Tanveer Aujla, GlobalData Sport analyst, said: “Barcelona’s financial mismanagement over the last few years has been well documented. Slashing their enormous wage budget has proved troublesome, and the costs of rebuilding Camp Nou have piled on the pressure in already difficult circumstances. The pulling of their ‘financial levers’ has caused much bemusement amongst fans of the sport, and many are wondering how the club can be so poorly run that these are still a requirement. Bad ownership is a recurring theme throughout soccer, but it’s more often seen at lower levels.

“The pulling of these levers also indicates just how desperate the club are to spend money on transfers. In the modern world, clubs must spend inordinate amounts to continue competing against the best teams, thanks to the state-backing of clubs like Paris Saint-Germain and Manchester City, who have spent huge amounts in attempting to win the UEFA Champions League.

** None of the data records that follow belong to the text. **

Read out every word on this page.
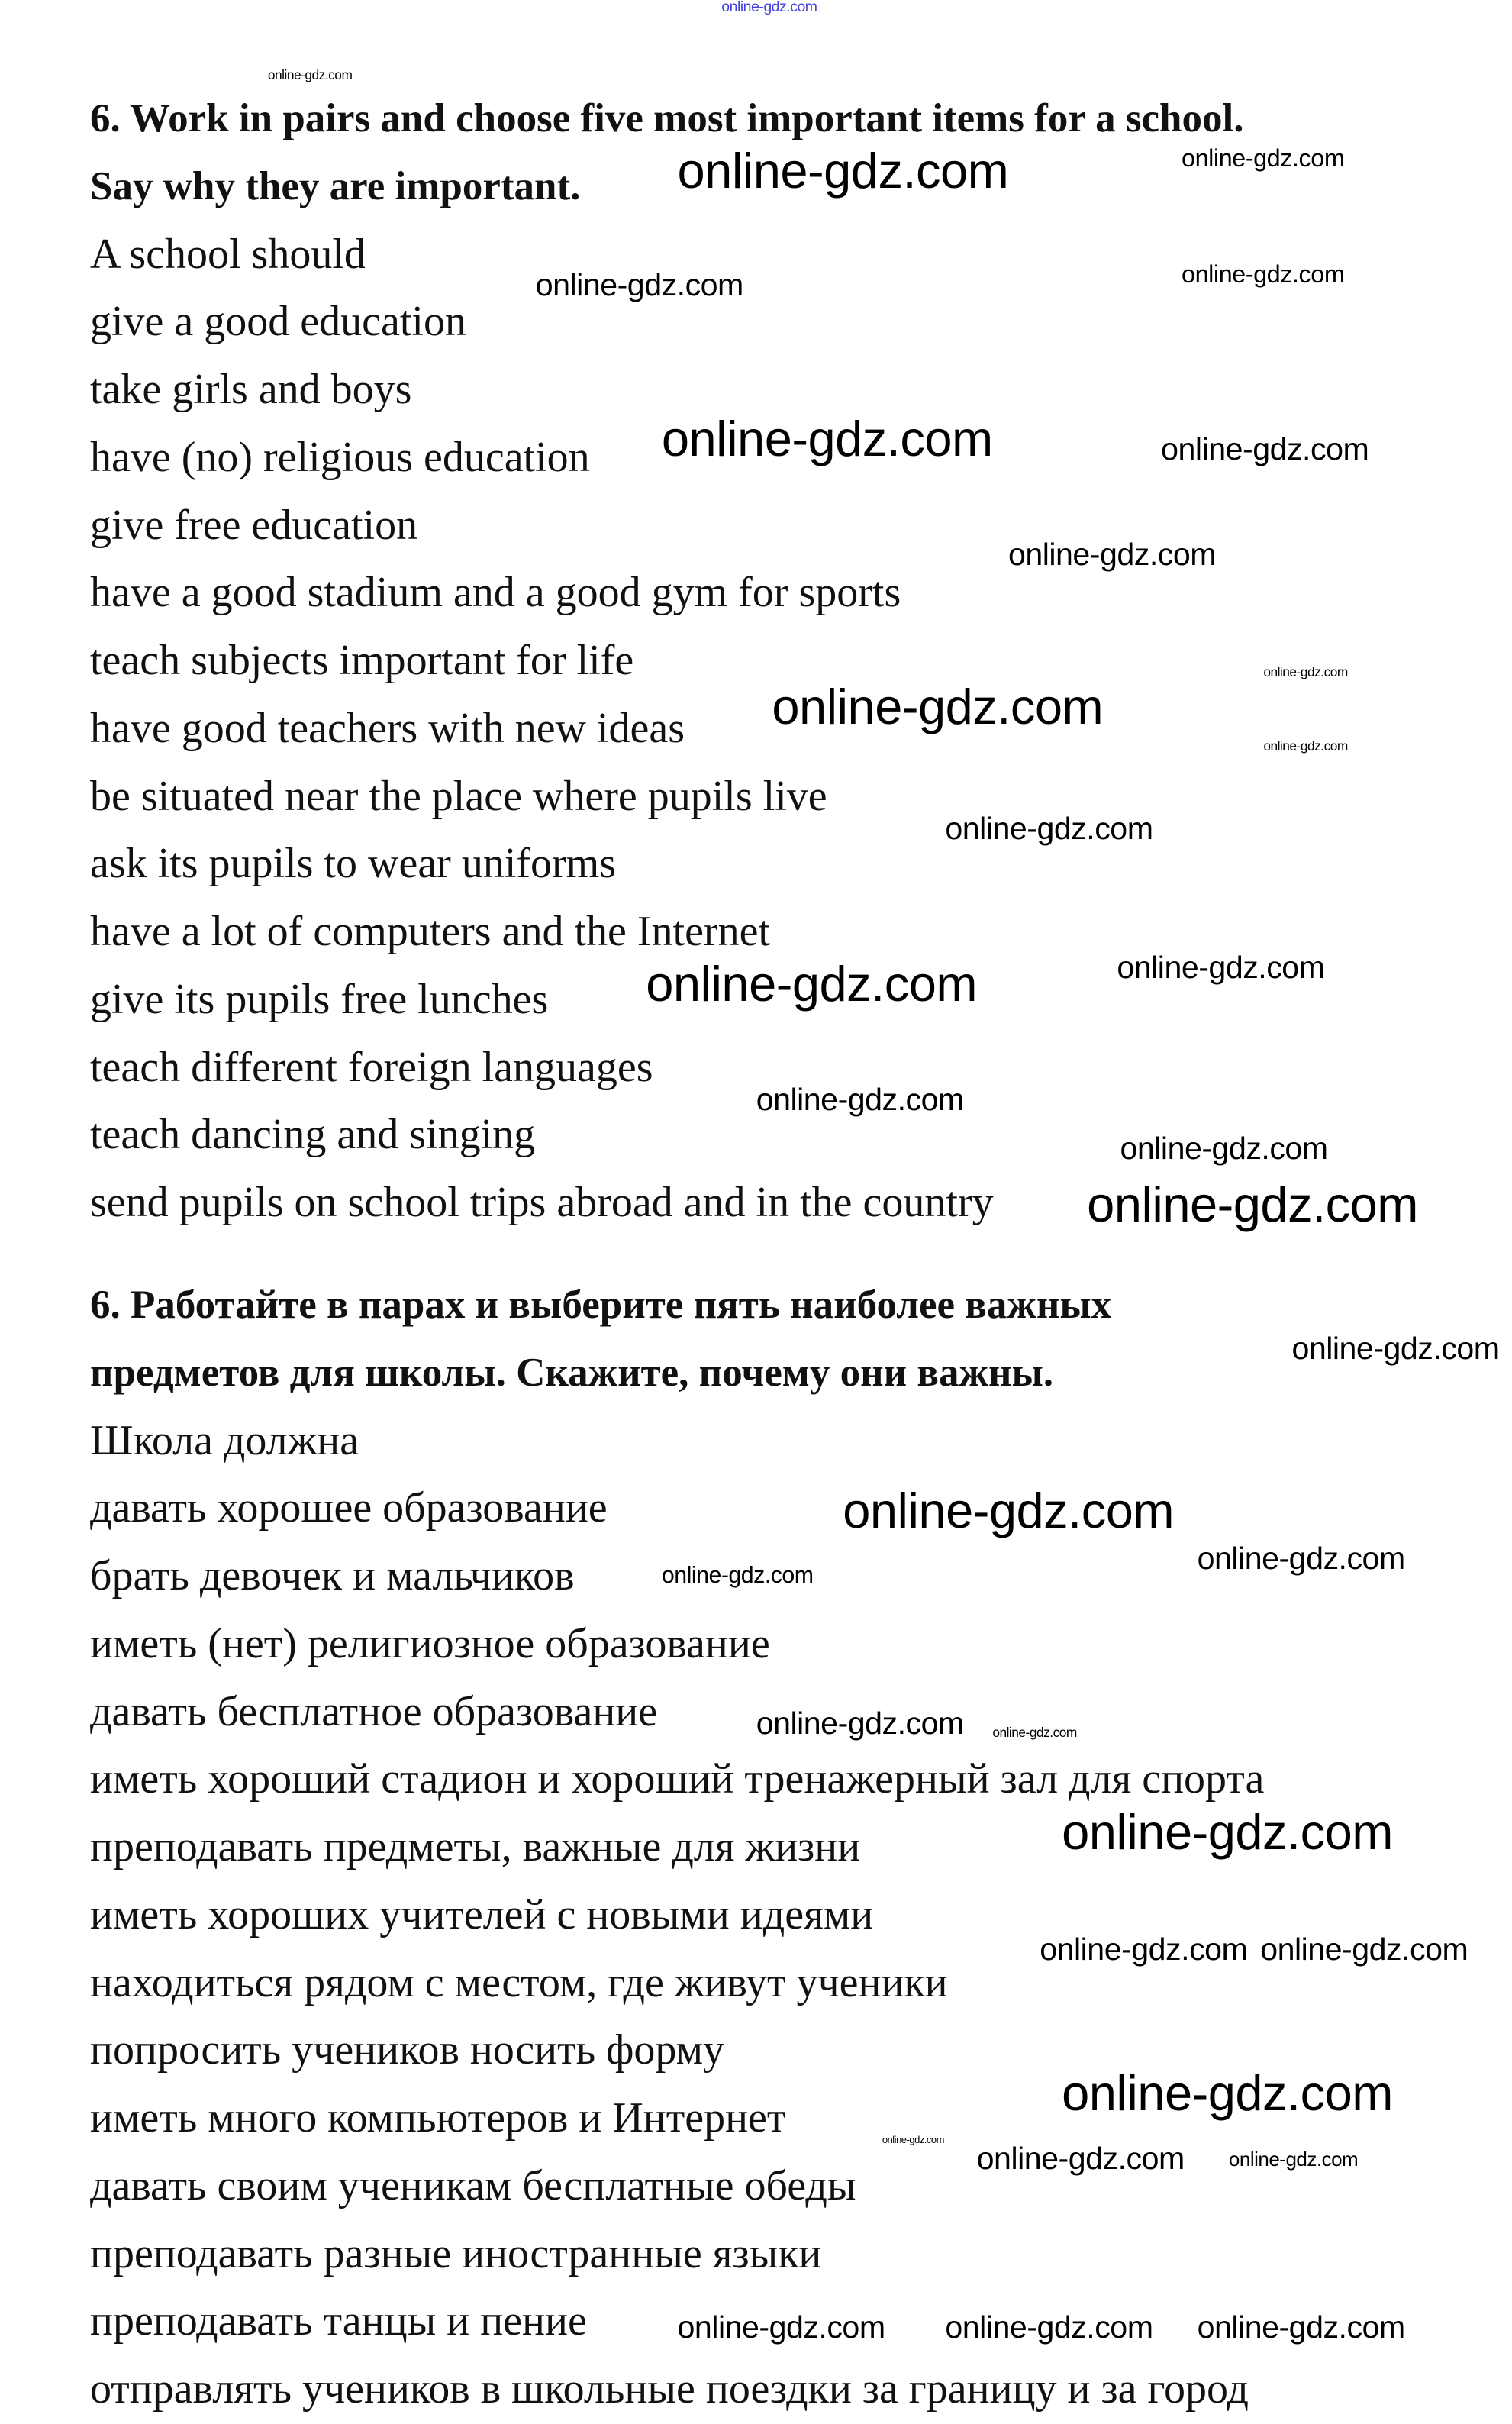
6. Work in pairs and choose five most important items for a school.
Say why they are important.
A school should
give a good education
take girls and boys
have (no) religious education
give free education
have a good stadium and a good gym for sports
teach subjects important for life
have good teachers with new ideas
be situated near the place where pupils live
ask its pupils to wear uniforms
have a lot of computers and the Internet
give its pupils free lunches
teach different foreign languages
teach dancing and singing
send pupils on school trips abroad and in the country
6. Работайте в парах и выберите пять наиболее важных
предметов для школы. Скажите, почему они важны.
Школа должна
давать хорошее образование
брать девочек и мальчиков
иметь (нет) религиозное образование
давать бесплатное образование
иметь хороший стадион и хороший тренажерный зал для спорта
преподавать предметы, важные для жизни
иметь хороших учителей с новыми идеями
находиться рядом с местом, где живут ученики
попросить учеников носить форму
иметь много компьютеров и Интернет
давать своим ученикам бесплатные обеды
преподавать разные иностранные языки
преподавать танцы и пение
отправлять учеников в школьные поездки за границу и за город
online-gdz.com
online-gdz.com
online-gdz.com
online-gdz.com
online-gdz.com	online-gdz.com
online-gdz.com	online-gdz.com
online-gdz.com
online-gdz.com
online-gdz.com
online-gdz.com
online-gdz.com
online-gdz.com	online-gdz.com
online-gdz.com
online-gdz.com
online-gdz.com
online-gdz.com
online-gdz.com
online-gdz.com
online-gdz.com
online-gdz.com online-gdz.com
online-gdz.com
online-gdz.com online-gdz.com
online-gdz.com
online-gdz.com
online-gdz.com online-gdz.com
online-gdz.com online-gdz.com online-gdz.com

"There is a wider concern amongst many that there has been too much money in the sport for a long period of time, and clubs are understandably eager not to be left behind. 

“While it makes sense in the short-term to clear some of their debt, the club could be harming themselves significantly in the long run when they have no more assets to sell. Barcelona’s financial strife has been a major story in soccer for the last several years thanks to poor ownership, and if the club gets itself into further trouble, they may eventually struggle to find a way out of their situation.”

The detail

Barcelona’s financial struggles have been well documented, with current president Joan Laporta inheriting debts of more than €1 billion from his predecessor Josep Maria Bartomeu. Those debts, together with the wage cap imposed by LaLiga, resulted in the club being unable to offer its star Lionel Messi a new deal in 2021. He eventually was sold to French giants Paris Saint-Germain and is now playing for Major League Soccer side Inter Miami.

Ahead of the 2022-23 season, the LaLiga club was reportedly more than €1.5 billion in debt, with the club’s leadership stating €500 million would be needed to save the club from its financial crisis.

Last May, the club reportedly secured a doubling in size of the €90-million bridging loan they took out from Goldman Sachs in 2019 to help tide them over until a separate financing deal with the investment bank kicks in.

The loan is being used to finance the redevelopment of the iconic Camp Nou stadium which has been delayed by the coronavirus pandemic and the club’s dire financial state but started earlier this year.

The club has also opted out of LaLiga Impulso, the investment venture between LaLiga and CVC Capital Partners, which will see a 10% share of LaLiga’s TV revenues sold to the private equity firm for an investment of €1.99 billion for “sporting and business growth initiatives.”

That deal was agreed by Spanish clubs in 2021, but Barcelona, Real Madrid, Athletic Bilbao, and the Spanish FA have launched a lawsuit against it.  

The club has been provisionally cleared to play in the upcoming 2023-24 pan-European Champions League season by governing body UEFA, which is currently investigating the club over allegations it made payments to a referees’ chief between 2001 and 2018.

However, the club could still be excluded from the competition pending UEFA’s ongoing investigation, which would compound Barcelona’s poor financial situation by taking away much-needed matchday and media rights revenues.